I recently read an article where they used the Kravchuk polynomials:
$$P_{j}(x ; n)=\sum_{i=0}^{j}(-1)^{i}\left(\begin{array}{l} x \\ i \end{array}\right)\left(\begin{array}{c} n-x \\ j-i \end{array}\right)\text{,}$$ which are discrete orthogonal polynomials associated with the binomial distribution. However, they mention that the polynomials can be easily calculated using the following recursive formula:
- $P_{0}(x ; n)=1$
- $P_{j}(0 ; n)= \left(\begin{array}{l} n \\ j \end{array}\right)$
- $P_{j}(x ; n)=P_{j}(x-1 ; n) - P_{j-1}(x ; n) -P_{j-1}(x-1 ; n)$
I cannot figure out how they obtained this recursive formula, and the article provides no reference so I'm asking for help.
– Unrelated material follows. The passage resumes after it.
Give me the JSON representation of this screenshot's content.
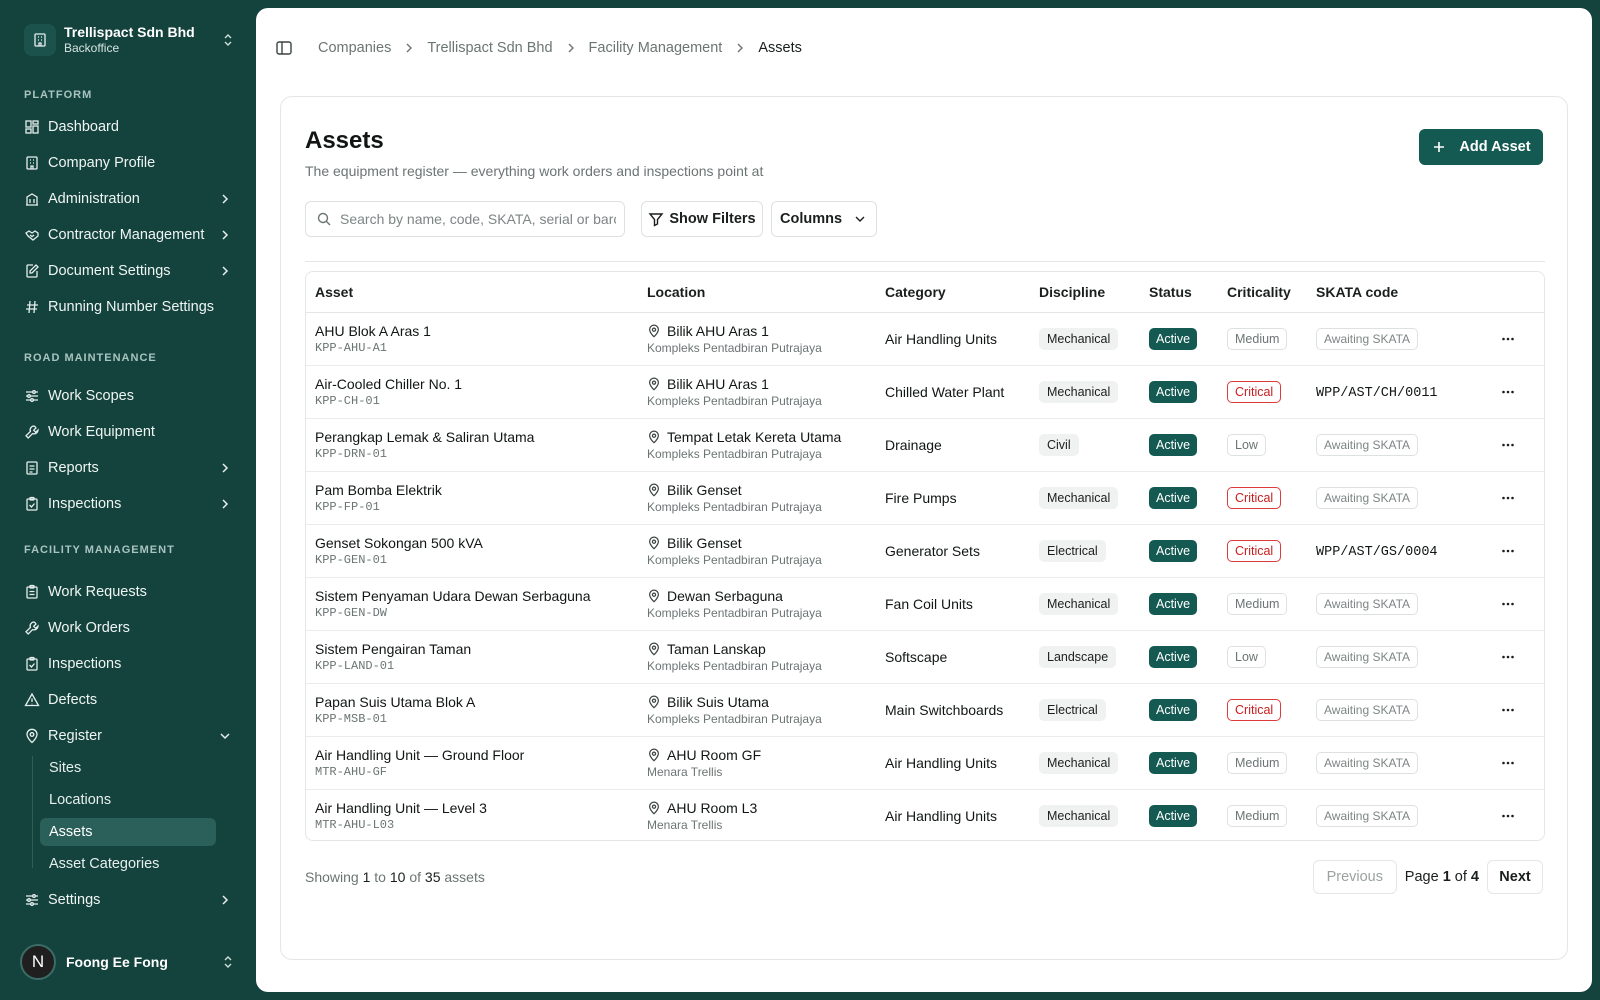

Also, they compute this polynomial for values of $j$ and $x$ both ranging from $0$ to $n$. And I'm wondering what happens to the binomial coefficient $\left(\begin{array}{l} x \\ i \end{array}\right)$, when $j>x$ and that some values of $i$ are also larger than $x$.
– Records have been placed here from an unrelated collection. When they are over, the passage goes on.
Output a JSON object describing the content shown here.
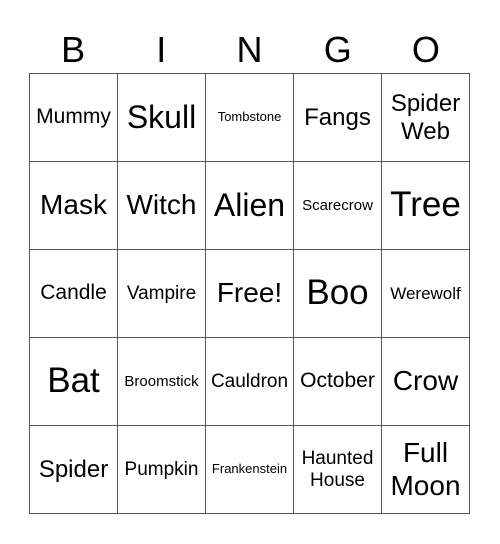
{
  "header": [
    "B",
    "I",
    "N",
    "G",
    "O"
  ],
  "cells": [
    [
      "Mummy",
      "Skull",
      "Tombstone",
      "Fangs",
      "Spider Web"
    ],
    [
      "Mask",
      "Witch",
      "Alien",
      "Scarecrow",
      "Tree"
    ],
    [
      "Candle",
      "Vampire",
      "Free!",
      "Boo",
      "Werewolf"
    ],
    [
      "Bat",
      "Broomstick",
      "Cauldron",
      "October",
      "Crow"
    ],
    [
      "Spider",
      "Pumpkin",
      "Frankenstein",
      "Haunted House",
      "Full Moon"
    ]
  ]
}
When $k>n$, the usual convention is that $\binom{n}{k}=0$ -- which matches the combinatorial viewpoint that there is no way to choose $k$ elements in a set of $n$ elements.
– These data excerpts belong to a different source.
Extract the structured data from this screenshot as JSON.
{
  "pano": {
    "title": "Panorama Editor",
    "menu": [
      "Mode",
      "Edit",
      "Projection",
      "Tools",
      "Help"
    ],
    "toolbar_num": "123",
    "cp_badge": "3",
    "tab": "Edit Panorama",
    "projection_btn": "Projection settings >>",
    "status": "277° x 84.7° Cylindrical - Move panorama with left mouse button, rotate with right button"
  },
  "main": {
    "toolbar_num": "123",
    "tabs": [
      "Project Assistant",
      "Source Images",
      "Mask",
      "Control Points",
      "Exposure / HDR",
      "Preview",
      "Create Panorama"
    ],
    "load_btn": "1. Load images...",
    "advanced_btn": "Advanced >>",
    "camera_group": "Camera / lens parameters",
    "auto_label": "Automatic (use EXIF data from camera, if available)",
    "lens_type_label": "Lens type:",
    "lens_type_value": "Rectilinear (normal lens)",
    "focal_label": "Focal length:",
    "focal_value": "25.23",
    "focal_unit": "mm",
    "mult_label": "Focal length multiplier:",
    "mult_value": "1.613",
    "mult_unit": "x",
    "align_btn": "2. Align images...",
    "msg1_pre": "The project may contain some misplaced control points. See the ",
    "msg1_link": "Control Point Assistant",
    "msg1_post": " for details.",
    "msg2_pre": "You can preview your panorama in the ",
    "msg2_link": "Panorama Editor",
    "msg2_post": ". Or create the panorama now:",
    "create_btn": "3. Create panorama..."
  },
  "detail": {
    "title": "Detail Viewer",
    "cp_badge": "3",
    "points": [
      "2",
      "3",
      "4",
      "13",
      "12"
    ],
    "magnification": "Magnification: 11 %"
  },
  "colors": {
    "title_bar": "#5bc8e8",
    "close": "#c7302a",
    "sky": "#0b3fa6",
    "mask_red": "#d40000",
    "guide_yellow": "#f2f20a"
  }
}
As for the recurrence formula, it can be deduced from successive applications of Pascal's identity:
$$\begin{align*} P_j(x,n)+P_{j-1}(x,n)&=\sum_{i=0}^{j-1} (-1)^i \left(\binom{x}{i} \binom{n-x}{j-i}+\binom{x}{i} \binom{n-x}{j-i-1}\right)+(-1)^j\binom{x}{j}\\ &=\sum_{i=0}^{j-1} (-1)^i \binom{x}{i} \binom{n-x+1}{j-i}+(-1)^j\binom{x}{j}\\ &=\sum_{i=0}^{j} (-1)^i \binom{x}{i} \binom{n-x+1}{j-i}\\ &=\sum_{i=0}^{j} (-1)^i \binom{x-1}{i} \binom{n-x+1}{j-i}+\sum_{i=1}^{j} (-1)^i\binom{x-1}{i-1} \binom{n-x+1}{j-i}\\ &=\sum_{i=0}^{j} (-1)^i \binom{x-1}{i} \binom{n-x+1}{j-i}-\sum_{i=0}^{j-1} (-1)^i\binom{x-1}{i} \binom{n-x+1}{j-i-1}\\ &= P_j(x-1,n)-P_{j-1}(x-1,n). \end{align*}$$